Quite cause for celebration indeed.

...

"I've always known Muggles are utterly untrustworthy," Draco began his blame-shifting in the common room, pretending he'd buried all business books. "It's all the Muggles' fault—their theories must be too superficial and incomplete, which led to my failure."

His flanking bodyguards Goyle and Crabbe looked as though they wanted to speak but held back, finally managing only nods of agreement.

Jane Yu found this rather difficult to assess.

She looked up to find Goyle and Crabbe exchanging glances, various expressions of bewilderment and conflict sliding across their faces...

She could read their expressions' meaning: Draco's gone mad!

"Absolutely right," Jane Yu replied perfunctorily, having already anticipated Draco's sequence of reactions. "So what's your summary of the failure's causes?"

This time Draco finally listened to his housemates' suggestions, rather than selectively hearing only the encouraging words he wanted to hear.

"I was careless," he admitted his problems reluctantly. "When you told me about your company... my head was full of werewolves and house-elves... All that bloody book's cost-cutting strategies misled me..."

"I've deeply considered the reasons for my failure," he confessed after extensive research and investigation. "Those suggestions you made earlier about cutting merchandise—I think perhaps I put too much cost into marketing, which led to failure. But marketing's proper extent is hard to control. I'd intended to use merchandise to capture the entire Hogwarts market and squeeze out those black market dealings..."

Jane Yu felt as though she was attending yet another wizarding MBA group discussion class.

Upon hearing this content, Goyle and Crabbe beside Draco had already developed spiral eyes.

"No, you absolutely don't need merchandise marketing," she replied. "Take Floo-Poom as an example—they never market because they're the only company licensed by the Ministry of Magic to sell Floo Powder... And your Baruffio's Brain Elixir is also the only in-school potion business approved by the Heads of House. Official authorisation is the best publicity—your marketing was excessive."

Draco fell into contemplation, then had a sudden realisation.

"Indeed, absolutely..." he murmured. "How foolish of me, truly. The Heads of House had already agreed, the prefects helped notify students—why did I bother with all that merchandise? Indeed, official support is most important. If I could get the professors to mention Baruffio's Brain Elixir in class, that effect would be stronger than sending ten sets of merchandise..."

He appeared to have awakened some power, profoundly understanding his family's ancestral wisdom in wealth accumulation:

"That's exactly what my father does. He's devoted to maintaining good relations with the Minister for Magic, thus gaining many Ministry licences and publicity. And those Ministers and candidates also need Galleons to support their positions... Everyone benefits mutually..."

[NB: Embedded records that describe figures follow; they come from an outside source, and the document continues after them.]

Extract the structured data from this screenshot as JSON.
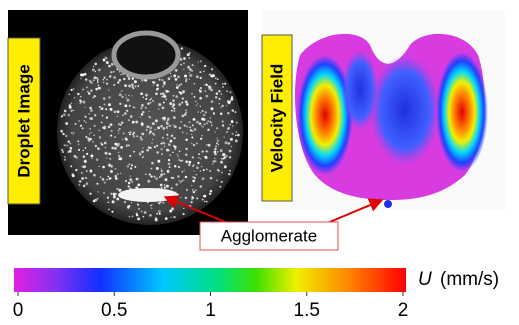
{
  "panels": {
    "left_label": "Droplet Image",
    "right_label": "Velocity Field"
  },
  "annotation": "Agglomerate",
  "colorbar": {
    "symbol": "U",
    "unit": "(mm/s)",
    "lim": [
      0,
      2
    ],
    "ticks": [
      0,
      0.5,
      1,
      1.5,
      2
    ]
  }
}
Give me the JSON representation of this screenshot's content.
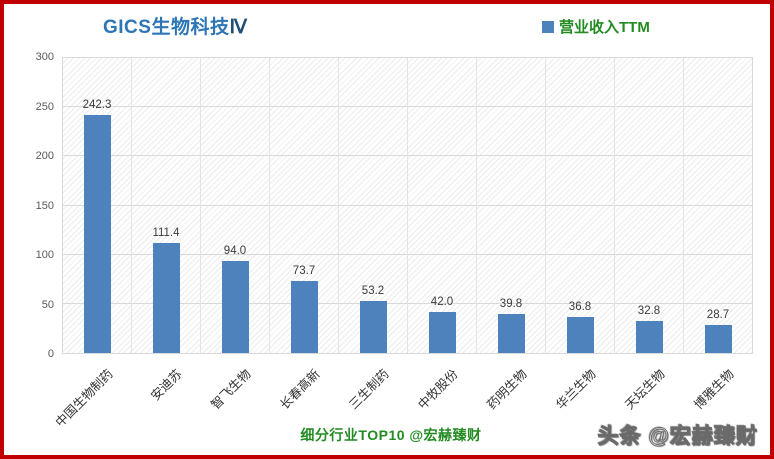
{
  "title": {
    "main": "GICS生物科技",
    "suffix": "Ⅳ"
  },
  "legend": {
    "label": "营业收入TTM",
    "marker_color": "#4d82bc"
  },
  "footer": {
    "caption": "细分行业TOP10 @宏赫臻财",
    "watermark": "头条 @宏赫臻财"
  },
  "colors": {
    "frame_border": "#c00000",
    "bar": "#4d82bc",
    "title_blue": "#2e75b6",
    "green_text": "#228B22",
    "gridline": "#d9d9d9"
  },
  "chart_data": {
    "type": "bar",
    "title": "GICS生物科技Ⅳ",
    "categories": [
      "中国生物制药",
      "安迪苏",
      "智飞生物",
      "长春高新",
      "三生制药",
      "中牧股份",
      "药明生物",
      "华兰生物",
      "天坛生物",
      "博雅生物"
    ],
    "values": [
      242.3,
      111.4,
      94.0,
      73.7,
      53.2,
      42.0,
      39.8,
      36.8,
      32.8,
      28.7
    ],
    "value_labels": [
      "242.3",
      "111.4",
      "94.0",
      "73.7",
      "53.2",
      "42.0",
      "39.8",
      "36.8",
      "32.8",
      "28.7"
    ],
    "series_name": "营业收入TTM",
    "xlabel": "",
    "ylabel": "",
    "ylim": [
      0,
      300
    ],
    "yticks": [
      0,
      50,
      100,
      150,
      200,
      250,
      300
    ],
    "grid": true,
    "hatch_background": true,
    "legend_position": "top-right"
  }
}
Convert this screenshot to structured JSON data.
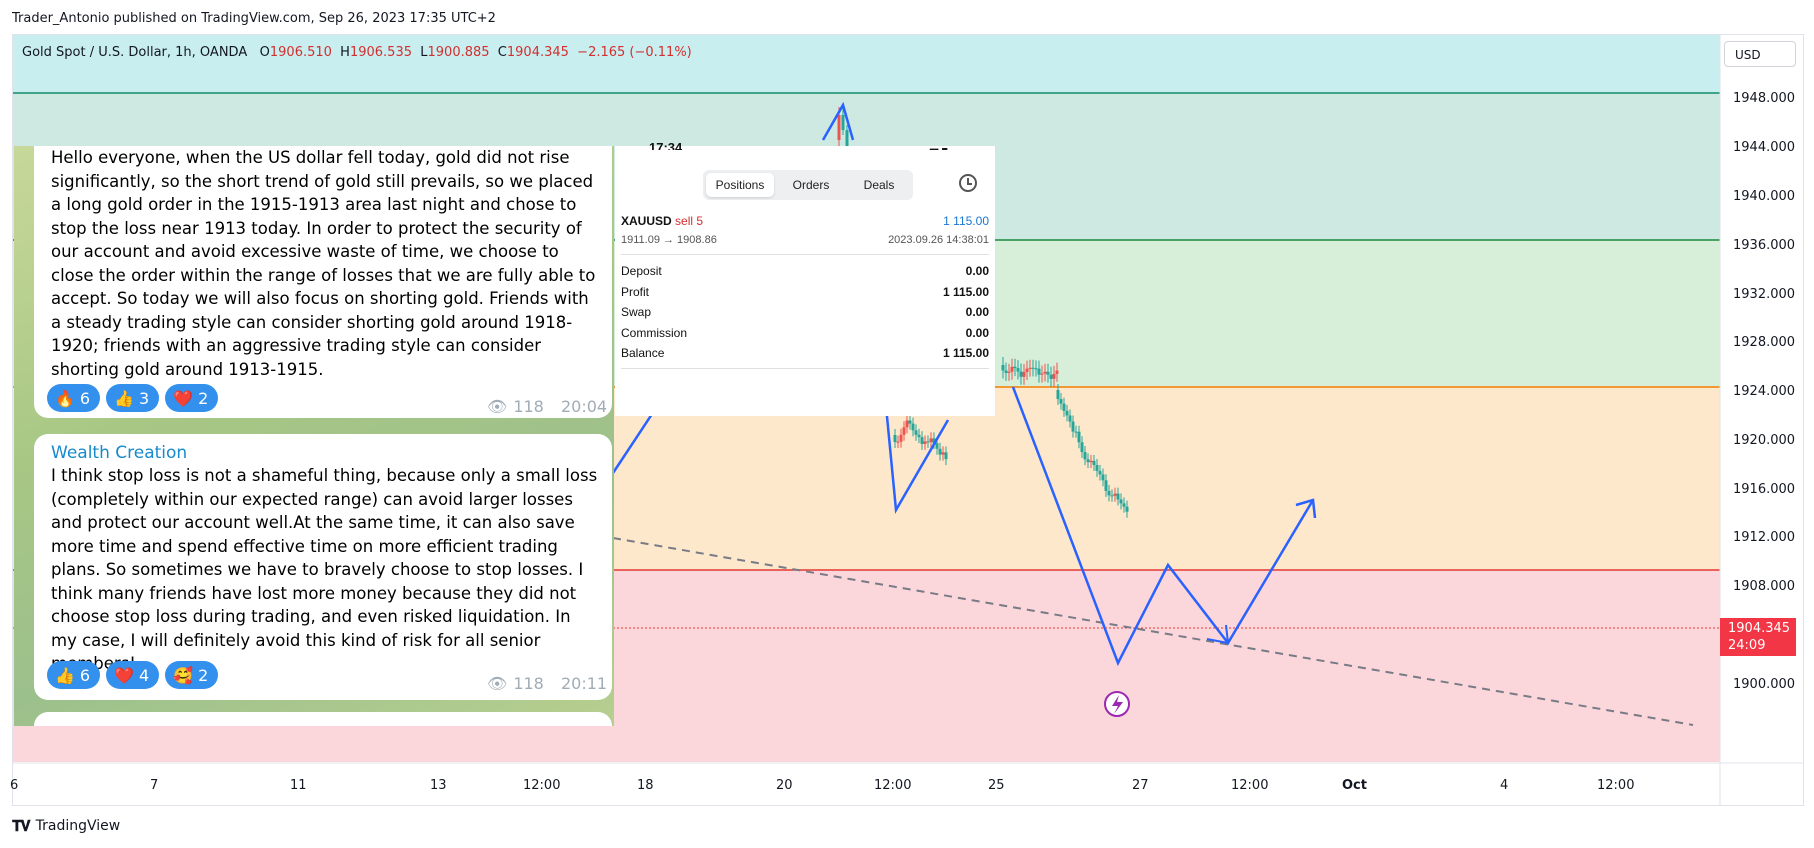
{
  "publish_line": "Trader_Antonio published on TradingView.com, Sep 26, 2023 17:35 UTC+2",
  "symbol": {
    "name": "Gold Spot / U.S. Dollar, 1h, OANDA",
    "o_label": "O",
    "o_value": "1906.510",
    "h_label": "H",
    "h_value": "1906.535",
    "l_label": "L",
    "l_value": "1900.885",
    "c_label": "C",
    "c_value": "1904.345",
    "change": "−2.165 (−0.11%)"
  },
  "currency": "USD",
  "price_axis": [
    "1948.000",
    "1944.000",
    "1940.000",
    "1936.000",
    "1932.000",
    "1928.000",
    "1924.000",
    "1920.000",
    "1916.000",
    "1912.000",
    "1908.000",
    "1904.000",
    "1900.000"
  ],
  "current_price": {
    "value": "1904.345",
    "countdown": "24:09"
  },
  "time_axis": [
    "6",
    "7",
    "11",
    "13",
    "12:00",
    "18",
    "20",
    "12:00",
    "25",
    "27",
    "12:00",
    "Oct",
    "4",
    "12:00"
  ],
  "time_axis_bold": "Oct",
  "brand": "TradingView",
  "colors": {
    "zone_top": "#c8eef0",
    "zone_green": "#d4eedd",
    "zone_orange": "#fde8cc",
    "zone_red": "#fbd7db",
    "line_green": "#1b8a3c",
    "line_orange": "#f57c00",
    "line_red": "#e53935",
    "drawing_blue": "#2962ff",
    "candle_red": "#ef5350",
    "candle_green": "#26a69a"
  },
  "telegram": {
    "message1": {
      "text": "Hello everyone, when the US dollar fell today, gold did not rise significantly, so the short trend of gold still prevails, so we placed a long gold order in the 1915-1913 area last night and chose to stop the loss near 1913 today. In order to protect the security of our account and avoid excessive waste of time, we choose to close the order within the range of losses that we are fully able to accept. So today we will also focus on shorting gold. Friends with a steady trading style can consider shorting gold around 1918-1920; friends with an aggressive trading style can consider shorting gold around 1913-1915.",
      "reactions": [
        {
          "emoji": "🔥",
          "count": "6"
        },
        {
          "emoji": "👍",
          "count": "3"
        },
        {
          "emoji": "❤️",
          "count": "2"
        }
      ],
      "views": "118",
      "time": "20:04"
    },
    "message2": {
      "author": "Wealth Creation",
      "text": "I think stop loss is not a shameful thing, because only a small loss (completely within our expected range) can avoid larger losses and protect our account well.At the same time, it can also save more time and spend effective time on more efficient trading plans. So sometimes we have to bravely choose to stop losses. I think many friends have lost more money because they did not choose stop loss during trading, and even risked liquidation. In my case, I will definitely avoid this kind of risk for all senior members!",
      "reactions": [
        {
          "emoji": "👍",
          "count": "6"
        },
        {
          "emoji": "❤️",
          "count": "4"
        },
        {
          "emoji": "🥰",
          "count": "2"
        }
      ],
      "views": "118",
      "time": "20:11"
    }
  },
  "mt5": {
    "status_time": "17:34",
    "tabs": [
      "Positions",
      "Orders",
      "Deals"
    ],
    "active_tab": "Positions",
    "position": {
      "symbol": "XAUUSD",
      "side": "sell 5",
      "profit": "1 115.00",
      "prices": "1911.09 → 1908.86",
      "datetime": "2023.09.26 14:38:01"
    },
    "summary": [
      {
        "label": "Deposit",
        "value": "0.00"
      },
      {
        "label": "Profit",
        "value": "1 115.00"
      },
      {
        "label": "Swap",
        "value": "0.00"
      },
      {
        "label": "Commission",
        "value": "0.00"
      },
      {
        "label": "Balance",
        "value": "1 115.00"
      }
    ]
  }
}
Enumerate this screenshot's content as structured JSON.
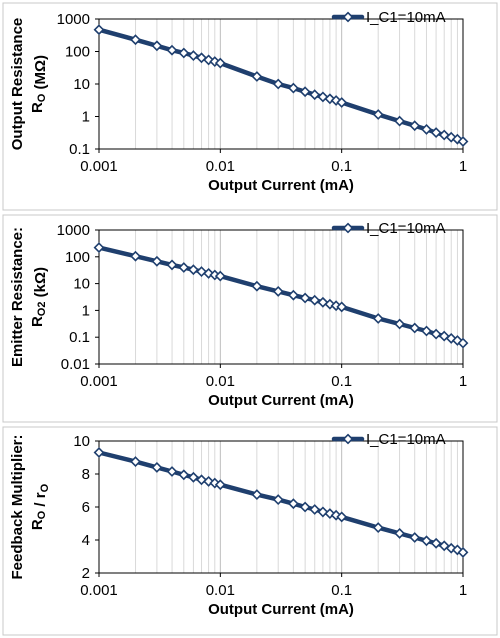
{
  "chart_data": [
    {
      "type": "line",
      "xscale": "log",
      "yscale": "log",
      "xlabel": "Output Current (mA)",
      "ylabel": [
        "Output Resistance",
        "R_O (MΩ)"
      ],
      "xlim": [
        0.001,
        1
      ],
      "ylim": [
        0.1,
        1000
      ],
      "x_ticks": [
        "0.001",
        "0.01",
        "0.1",
        "1"
      ],
      "y_ticks": [
        "0.1",
        "1",
        "10",
        "100",
        "1000"
      ],
      "grid": true,
      "legend_position": "top-right",
      "series": [
        {
          "name": "I_C1=10mA",
          "x": [
            0.001,
            0.002,
            0.003,
            0.004,
            0.005,
            0.006,
            0.007,
            0.008,
            0.009,
            0.01,
            0.02,
            0.03,
            0.04,
            0.05,
            0.06,
            0.07,
            0.08,
            0.09,
            0.1,
            0.2,
            0.3,
            0.4,
            0.5,
            0.6,
            0.7,
            0.8,
            0.9,
            1
          ],
          "y": [
            470,
            230,
            150,
            110,
            90,
            75,
            64,
            55,
            49,
            44,
            17,
            10,
            7.5,
            5.8,
            4.7,
            4.0,
            3.5,
            3.1,
            2.7,
            1.15,
            0.72,
            0.52,
            0.4,
            0.32,
            0.27,
            0.23,
            0.2,
            0.17
          ]
        }
      ]
    },
    {
      "type": "line",
      "xscale": "log",
      "yscale": "log",
      "xlabel": "Output Current (mA)",
      "ylabel": [
        "Emitter Resistance:",
        "R_O2 (kΩ)"
      ],
      "xlim": [
        0.001,
        1
      ],
      "ylim": [
        0.01,
        1000
      ],
      "x_ticks": [
        "0.001",
        "0.01",
        "0.1",
        "1"
      ],
      "y_ticks": [
        "0.01",
        "0.1",
        "1",
        "10",
        "100",
        "1000"
      ],
      "grid": true,
      "legend_position": "top-right",
      "series": [
        {
          "name": "I_C1=10mA",
          "x": [
            0.001,
            0.002,
            0.003,
            0.004,
            0.005,
            0.006,
            0.007,
            0.008,
            0.009,
            0.01,
            0.02,
            0.03,
            0.04,
            0.05,
            0.06,
            0.07,
            0.08,
            0.09,
            0.1,
            0.2,
            0.3,
            0.4,
            0.5,
            0.6,
            0.7,
            0.8,
            0.9,
            1
          ],
          "y": [
            220,
            105,
            68,
            50,
            40,
            33,
            28,
            24,
            21,
            19,
            8.0,
            5.1,
            3.7,
            2.9,
            2.4,
            2.0,
            1.7,
            1.5,
            1.35,
            0.5,
            0.31,
            0.22,
            0.17,
            0.13,
            0.11,
            0.09,
            0.075,
            0.06
          ]
        }
      ]
    },
    {
      "type": "line",
      "xscale": "log",
      "yscale": "linear",
      "xlabel": "Output Current (mA)",
      "ylabel": [
        "Feedback Multiplier:",
        "R_O / r_O"
      ],
      "xlim": [
        0.001,
        1
      ],
      "ylim": [
        2,
        10
      ],
      "x_ticks": [
        "0.001",
        "0.01",
        "0.1",
        "1"
      ],
      "y_ticks": [
        "2",
        "4",
        "6",
        "8",
        "10"
      ],
      "grid": true,
      "legend_position": "top-right",
      "series": [
        {
          "name": "I_C1=10mA",
          "x": [
            0.001,
            0.002,
            0.003,
            0.004,
            0.005,
            0.006,
            0.007,
            0.008,
            0.009,
            0.01,
            0.02,
            0.03,
            0.04,
            0.05,
            0.06,
            0.07,
            0.08,
            0.09,
            0.1,
            0.2,
            0.3,
            0.4,
            0.5,
            0.6,
            0.7,
            0.8,
            0.9,
            1
          ],
          "y": [
            9.3,
            8.75,
            8.4,
            8.15,
            7.95,
            7.8,
            7.65,
            7.55,
            7.45,
            7.35,
            6.75,
            6.45,
            6.2,
            6.0,
            5.85,
            5.7,
            5.6,
            5.5,
            5.4,
            4.75,
            4.4,
            4.15,
            3.95,
            3.8,
            3.65,
            3.5,
            3.4,
            3.25
          ]
        }
      ]
    }
  ]
}
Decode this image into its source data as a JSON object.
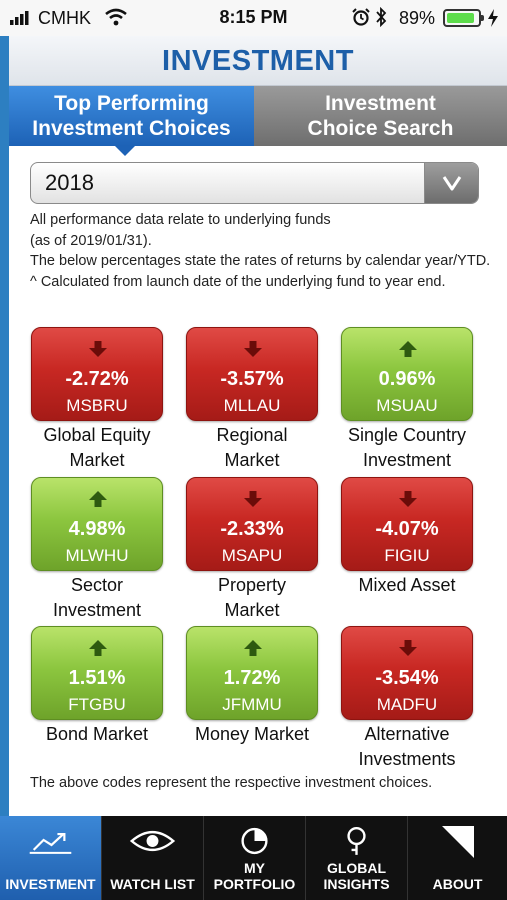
{
  "status": {
    "carrier": "CMHK",
    "time": "8:15 PM",
    "battery": "89%",
    "battery_level": 0.89
  },
  "header": {
    "title": "INVESTMENT"
  },
  "tabs": [
    {
      "label_line1": "Top Performing",
      "label_line2": "Investment Choices"
    },
    {
      "label_line1": "Investment",
      "label_line2": "Choice Search"
    }
  ],
  "year_select": {
    "value": "2018"
  },
  "notes": [
    "All performance data relate to underlying funds",
    "(as of 2019/01/31).",
    "The below percentages state the rates of returns by calendar year/YTD.",
    "^ Calculated from launch date of the underlying fund to year end."
  ],
  "tiles": [
    {
      "pct": "-2.72%",
      "code": "MSBRU",
      "label_line1": "Global Equity",
      "label_line2": "Market",
      "trend": "down"
    },
    {
      "pct": "-3.57%",
      "code": "MLLAU",
      "label_line1": "Regional",
      "label_line2": "Market",
      "trend": "down"
    },
    {
      "pct": "0.96%",
      "code": "MSUAU",
      "label_line1": "Single Country",
      "label_line2": "Investment",
      "trend": "up"
    },
    {
      "pct": "4.98%",
      "code": "MLWHU",
      "label_line1": "Sector",
      "label_line2": "Investment",
      "trend": "up"
    },
    {
      "pct": "-2.33%",
      "code": "MSAPU",
      "label_line1": "Property",
      "label_line2": "Market",
      "trend": "down"
    },
    {
      "pct": "-4.07%",
      "code": "FIGIU",
      "label_line1": "Mixed Asset",
      "label_line2": "",
      "trend": "down"
    },
    {
      "pct": "1.51%",
      "code": "FTGBU",
      "label_line1": "Bond Market",
      "label_line2": "",
      "trend": "up"
    },
    {
      "pct": "1.72%",
      "code": "JFMMU",
      "label_line1": "Money Market",
      "label_line2": "",
      "trend": "up"
    },
    {
      "pct": "-3.54%",
      "code": "MADFU",
      "label_line1": "Alternative",
      "label_line2": "Investments",
      "trend": "down"
    }
  ],
  "footer_note": "The above codes represent the respective investment choices.",
  "bottom_nav": [
    {
      "label_line1": "INVESTMENT",
      "label_line2": "",
      "icon": "chart-trend-icon"
    },
    {
      "label_line1": "WATCH LIST",
      "label_line2": "",
      "icon": "eye-icon"
    },
    {
      "label_line1": "MY",
      "label_line2": "PORTFOLIO",
      "icon": "pie-chart-icon"
    },
    {
      "label_line1": "GLOBAL",
      "label_line2": "INSIGHTS",
      "icon": "magnifier-icon"
    },
    {
      "label_line1": "ABOUT",
      "label_line2": "",
      "icon": "corner-flag-icon"
    }
  ],
  "colors": {
    "accent_blue": "#1d5fa8",
    "down_red": "#c82823",
    "up_green": "#8cc63f",
    "nav_bg": "#111111"
  }
}
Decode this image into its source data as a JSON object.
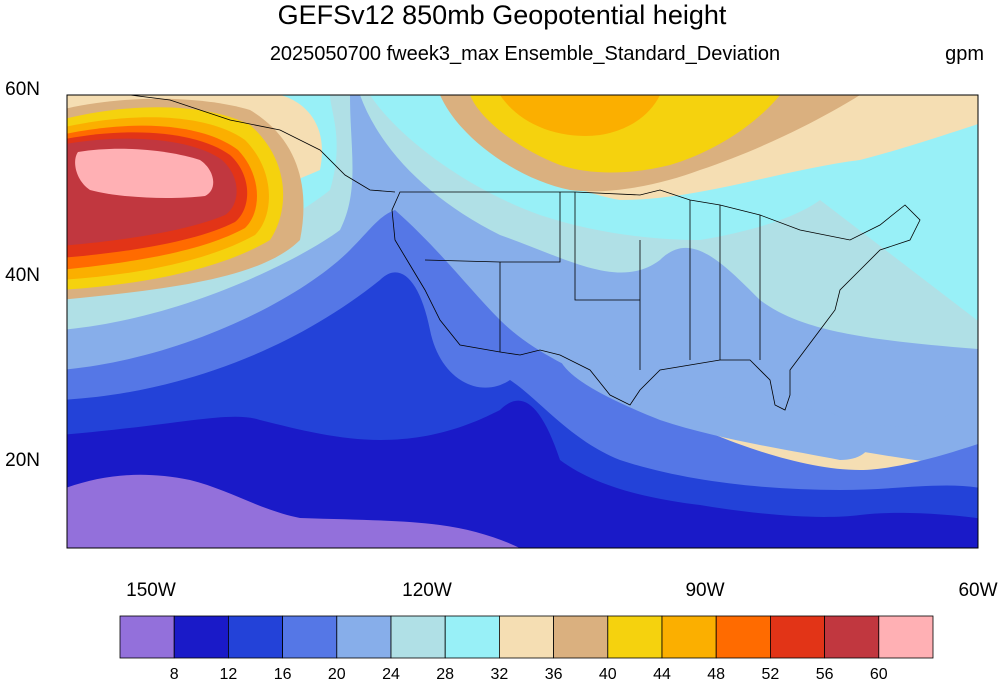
{
  "title": "GEFSv12 850mb Geopotential height",
  "subtitle": "2025050700 fweek3_max Ensemble_Standard_Deviation",
  "units": "gpm",
  "lat_labels": [
    "60N",
    "40N",
    "20N"
  ],
  "lon_labels": [
    "150W",
    "120W",
    "90W",
    "60W"
  ],
  "colorbar": {
    "colors": [
      "#9370db",
      "#1a1ac8",
      "#2342d8",
      "#5577e6",
      "#87aeea",
      "#b0e0e6",
      "#98f0f7",
      "#f5deb3",
      "#dab07f",
      "#f5d20e",
      "#fbaf00",
      "#ff6b00",
      "#e23417",
      "#c1373f",
      "#ffb0b4"
    ],
    "labels": [
      "8",
      "12",
      "16",
      "20",
      "24",
      "28",
      "32",
      "36",
      "40",
      "44",
      "48",
      "52",
      "56",
      "60"
    ]
  }
}
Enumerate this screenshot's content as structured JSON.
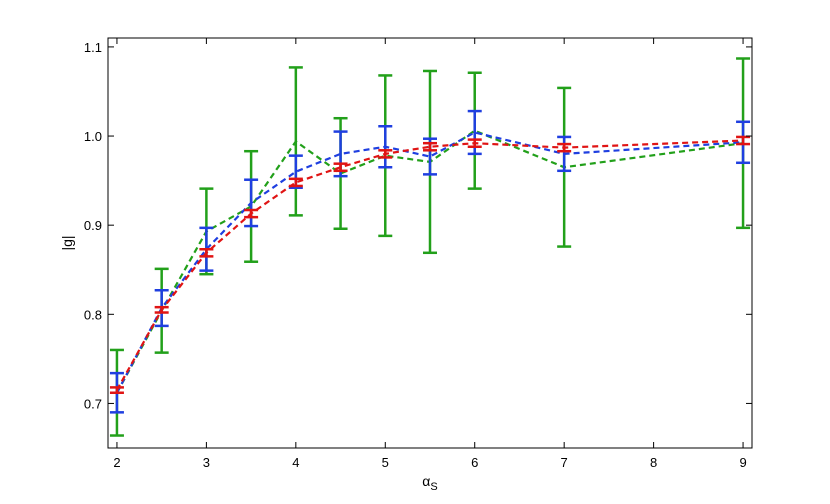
{
  "chart_data": {
    "type": "line",
    "title": "",
    "xlabel": "α",
    "xlabel_sub": "S",
    "ylabel": "|g|",
    "xlim": [
      1.9,
      9.1
    ],
    "ylim": [
      0.65,
      1.11
    ],
    "xticks": [
      2,
      3,
      4,
      5,
      6,
      7,
      8,
      9
    ],
    "yticks": [
      0.7,
      0.8,
      0.9,
      1.0,
      1.1
    ],
    "xtick_labels": [
      "2",
      "3",
      "4",
      "5",
      "6",
      "7",
      "8",
      "9"
    ],
    "ytick_labels": [
      "0.7",
      "0.8",
      "0.9",
      "1.0",
      "1.1"
    ],
    "grid": false,
    "line_style": "dashed",
    "series": [
      {
        "color": "#22a01a",
        "x": [
          2,
          2.5,
          3,
          3.5,
          4,
          4.5,
          5,
          5.5,
          6,
          7,
          9
        ],
        "y": [
          0.712,
          0.804,
          0.893,
          0.921,
          0.994,
          0.958,
          0.978,
          0.971,
          1.006,
          0.965,
          0.992
        ],
        "err": [
          0.048,
          0.047,
          0.048,
          0.062,
          0.083,
          0.062,
          0.09,
          0.102,
          0.065,
          0.089,
          0.095
        ]
      },
      {
        "color": "#1f3fe0",
        "x": [
          2,
          2.5,
          3,
          3.5,
          4,
          4.5,
          5,
          5.5,
          6,
          7,
          9
        ],
        "y": [
          0.712,
          0.807,
          0.873,
          0.925,
          0.96,
          0.98,
          0.988,
          0.977,
          1.004,
          0.98,
          0.993
        ],
        "err": [
          0.022,
          0.02,
          0.024,
          0.026,
          0.018,
          0.025,
          0.023,
          0.02,
          0.024,
          0.019,
          0.023
        ]
      },
      {
        "color": "#e01414",
        "x": [
          2,
          2.5,
          3,
          3.5,
          4,
          4.5,
          5,
          5.5,
          6,
          7,
          9
        ],
        "y": [
          0.715,
          0.805,
          0.869,
          0.913,
          0.948,
          0.965,
          0.98,
          0.988,
          0.992,
          0.987,
          0.995
        ],
        "err": [
          0.003,
          0.003,
          0.004,
          0.004,
          0.004,
          0.004,
          0.004,
          0.004,
          0.004,
          0.004,
          0.004
        ]
      }
    ]
  }
}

Jane Yu watched in amazement as Draco leapt up, leaving his bodyguards behind, and charged towards the library:

"Politicians and businessmen... mutual influence... government-business relations... politics and economics..."

He seemed to have once again selectively ignored her question of "Aren't you going to revise?"—

Apparently intending to establish his own school of thought and create an original branch of wizarding scholarship.